Celebrating an anniversary is always attractive to concert promoters. It helps us to appreciate music that we might otherwise tend to overlook. This was the case with the lunchtime concert on Thursday 8th May at Christ Church Woking, presented by the University of Surrey and devoted entirely to the music of Dame Ethel Smyth. The occasion was enhanced by the presence of the Musical Passions Exhibition, kindly loaned from the Surrey History Centre.
The date was exactly 70 years after the death of this remarkable composer, who was widely travelled but settled in Woking in her later years. Like some other women of her generation, Smyth fought energetically for the recognition of women composers, but she did much else besides, especially towards the suffragette movement. As a composer, she studied in Germany, then enjoyed much success there, particularly in opera, and was acquainted with many of Germany’s leading composers of the time.
The concert featured staff performers, with a few students in support. Senior lecturer Christopher Wiley, who has done much research into Smyth, not only devised and introduced the concert but also, very expertly, played oboe and organ. Staff pianists Maureen Galea and Margaret Roberts were, as always, a delight to hear.

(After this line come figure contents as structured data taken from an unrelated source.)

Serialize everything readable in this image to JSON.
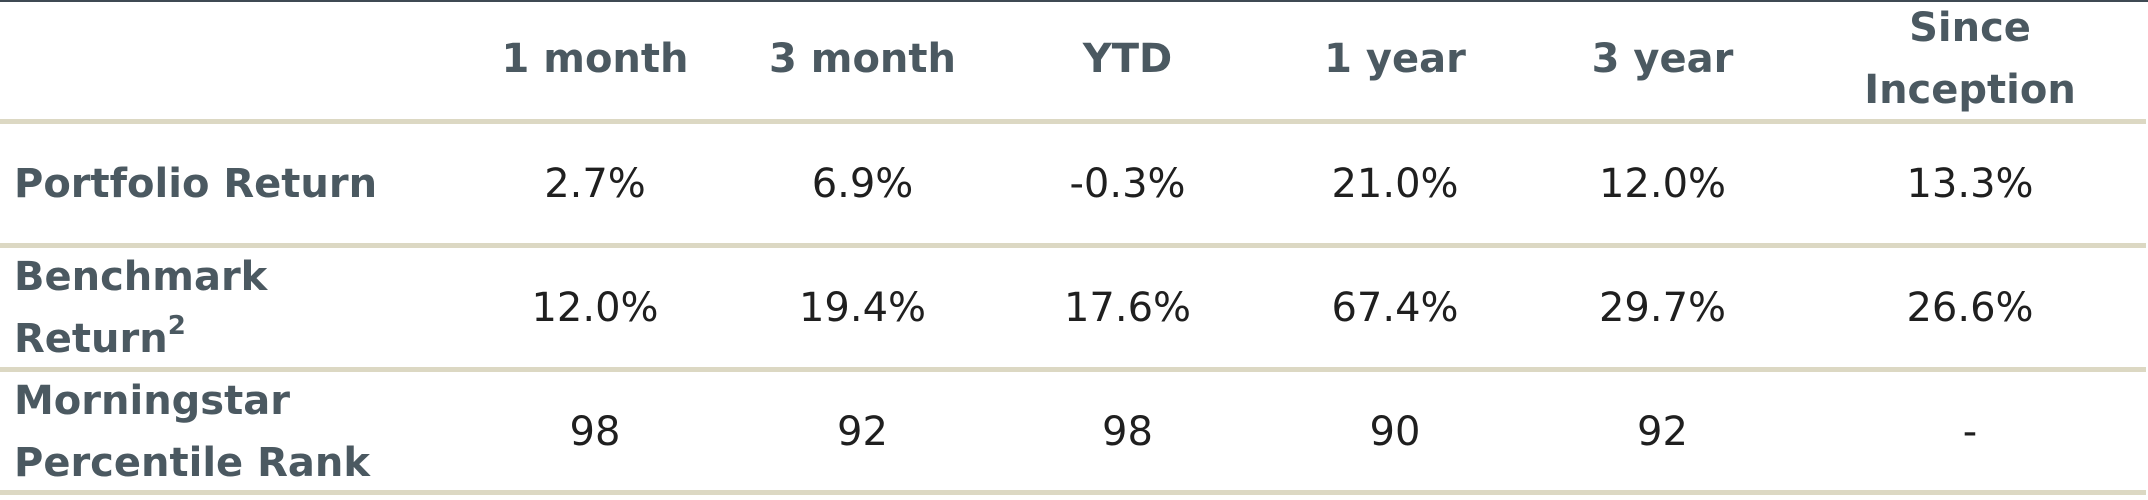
{
  "columns": [
    "1 month",
    "3 month",
    "YTD",
    "1 year",
    "3 year",
    "Since Inception"
  ],
  "rows": [
    {
      "label": "Portfolio Return",
      "label_sup": "",
      "values": [
        "2.7%",
        "6.9%",
        "-0.3%",
        "21.0%",
        "12.0%",
        "13.3%"
      ]
    },
    {
      "label": "Benchmark Return",
      "label_sup": "2",
      "values": [
        "12.0%",
        "19.4%",
        "17.6%",
        "67.4%",
        "29.7%",
        "26.6%"
      ]
    },
    {
      "label": "Morningstar Percentile Rank",
      "label_sup": "",
      "values": [
        "98",
        "92",
        "98",
        "90",
        "92",
        "-"
      ]
    }
  ],
  "colors": {
    "header_text": "#4b5961",
    "body_text": "#1f1f1f",
    "rule": "#dcd8c3",
    "top_rule": "#3f4a53"
  }
}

Two trios for flute, oboe and piano proved delightful [and] two organ chorale preludes, on O Gott du frommer Gott, seemed reminiscent of Brahms, whom Smyth knew, though Brahms’s own prelude on this particular chorale was composed a decade later.
More substantial were piano solo works played by Maureen Galea. Aus der Jugendzeit, Nocturne, and the slightly neo-baroque Suite in E major all showed fine piano writing and subtle design. More challenging was the piano transcription of the overture to Smyth’s fourth opera The Boatswain’s Mate. This features the theme ‘The March of the Women’ which became well known during the suffragette movement a century ago.
The concert concluded with two choral items from Songs of Sunrise (1911), sung by a few singers drawn from the University Chamber Choir, conducted by Isabella Stocchetti. The March of the Women provided a fitting conclusion to the programme.